For those who have already suffered the consequence and who are told that they cannot have a natural birth after a cesarean I would say find another doctor there are doctors who are willing to do this and women are having successful VBAC’s every day. (See my article on VBAC’s to learn more about this issue) For example, a mother I know had a c-section with her first baby because she was told that her pelvis was too small to birth her 9 lb. baby boy. After the birth of her son by cesarean her doctor told her she would not be able to have a baby vaginally, but because this mother had friends in the natural birth community she sought another opinion. The doctor she found was known for his positive position on VBAC’s, he asked her if they had ever done an official measurement of her pelvis which they had not, he measured her and found that her pelvis was perfectly ample and that she would be able to have her next baby naturally. Since then she has naturally birthed five healthy babies with no complications. This is just one story of many like it that should convince women to question what their doctors say and make sure they are receiving the best medical advice.

My Thoughts on Inductions

If a woman is trying to avoid an epidural and allows herself to be induced when there is no pending emergency she will find it nearly impossible. The way doctors induce is aggressive, it is so common to use the epidural with inductions that they don't take any thought for trying to keep the induction as close to a natural simulation as possible. I have known midwives to use pitocin this way with success at giving women a pretty natural experience without drugs, but women should not count on the prudent use of the drug. The standard induction makes the contractions harder and faster than a natural labor progression would be.

An induction stacks the deck against natural birth and one medical intervention inevitable leads to another and another. The induction makes the continuous EFM a necessity to safeguard the baby, which causes unmanageable pain and stress for the mother. The EFM is very physically uncomfortable because of the placement of the EFM around the abdomen a very sensitive area during labor, but it is even more upsetting to the labor process because it limits the mother's mobility so much so that the mother has no physical pain relief at her disposal. She can't really move very easily and usually ends up in bed on her back so the nurses can adjust the straps just right to get a good reading on the EFM, in order to prevent fetal distress. The constant interruptions to adjust the EFM straps disrupt the woman’s concentration and relaxation which is essential to the progress of natural birth.

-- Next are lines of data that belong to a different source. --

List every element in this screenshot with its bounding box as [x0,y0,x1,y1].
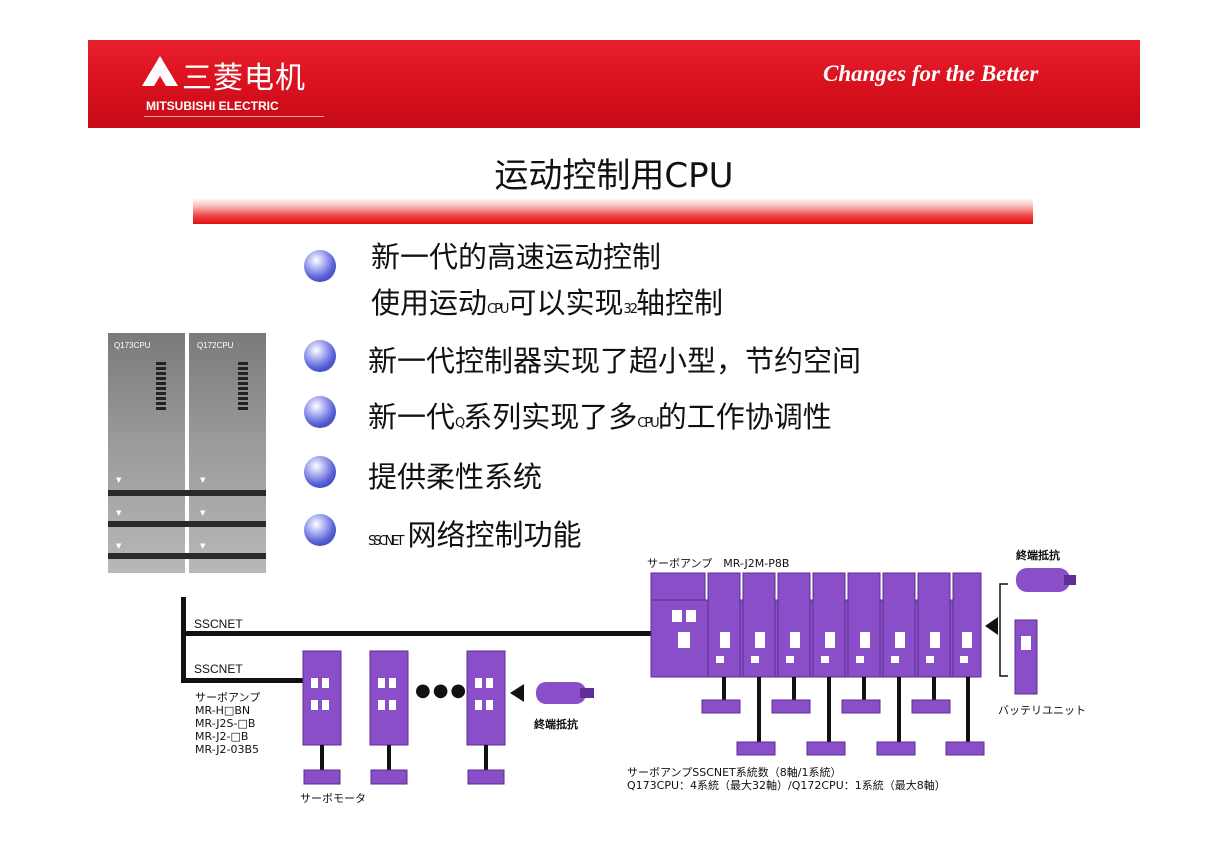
bullet-icon [304,456,336,488]
right-amp-label: サーボアンプ MR-J2M-P8B [647,557,790,570]
bullet-icon [304,340,336,372]
bullet-icon [304,514,336,546]
triangle-marker-icon: ▼ [116,542,122,550]
battery-unit-label: バッテリユニット [998,704,1086,717]
left-terminator-label: 終端抵抗 [534,718,578,731]
bullet-icon [304,250,336,282]
system-note-line-1: サーボアンプSSCNET系統数（8軸/1系統） [627,766,842,779]
left-amp-model: MR-H□BN [195,704,251,717]
bullet-3: 新一代Q系列实现了多CPU的工作协调性 [368,400,832,434]
triangle-marker-icon: ▼ [200,476,206,484]
bullet-4: 提供柔性系统 [368,460,543,494]
ellipsis-dots: ●●● [415,680,469,701]
bullet-1-line-1: 新一代的高速运动控制 [371,240,662,274]
sscnet-label-upper: SSCNET [194,617,243,631]
connector-stripe [108,490,266,496]
left-amp-model: MR-J2S-□B [195,717,256,730]
left-amp-model: MR-J2-03B5 [195,743,260,756]
slogan: Changes for the Better [823,61,1039,86]
bullet-2: 新一代控制器实现了超小型，节约空间 [368,344,862,378]
connector-stripe [108,553,266,559]
logo-chinese-text: 三菱电机 [182,61,306,96]
system-note-line-2: Q173CPU：4系統（最大32軸）/Q172CPU：1系統（最大8軸） [627,779,946,792]
left-amp-title: サーボアンプ [195,691,261,704]
cpu-module-q173 [108,333,185,573]
left-amp-model: MR-J2-□B [195,730,249,743]
right-terminator-label: 終端抵抗 [1016,549,1060,562]
cpu-label-q173: Q173CPU [114,341,151,350]
sscnet-label-lower: SSCNET [194,662,243,676]
cpu-label-q172: Q172CPU [197,341,234,350]
connector-stripe [108,521,266,527]
header-banner [88,40,1140,128]
bullet-icon [304,396,336,428]
triangle-marker-icon: ▼ [116,476,122,484]
mitsubishi-logo-icon [142,56,178,86]
triangle-marker-icon: ▼ [200,542,206,550]
servo-motor-label: サーボモータ [300,792,366,805]
title-gradient-bar [193,198,1033,224]
page-title: 运动控制用CPU [494,156,734,196]
logo-english-text: MITSUBISHI ELECTRIC [146,99,279,113]
triangle-marker-icon: ▼ [116,509,122,517]
triangle-marker-icon: ▼ [200,509,206,517]
cpu-module-q172 [189,333,266,573]
led-indicators [156,362,166,412]
logo-underline [144,116,324,117]
bullet-1-line-2: 使用运动CPU可以实现32轴控制 [371,286,724,320]
led-indicators [238,362,248,412]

Women who are induced are also seldom allowed to use the shower or birthing tub to get relief from the pain (except with some midwifes who provide continuous labor support and supervision). It is my opinion that if you are induced you will not likely be able to cope with labor naturally and will just feel like you failed in the end. What you need to know is that failure in natural birth is most often related to medical intervention and not the mother's ability. A women's best chance at having a natural drug free birth is for a women to go into labor naturally, be free from as many medical tools and interventions as absolutely possible, and have natural birth support from a wise woman who knows natural birth well, like a doula or midwife.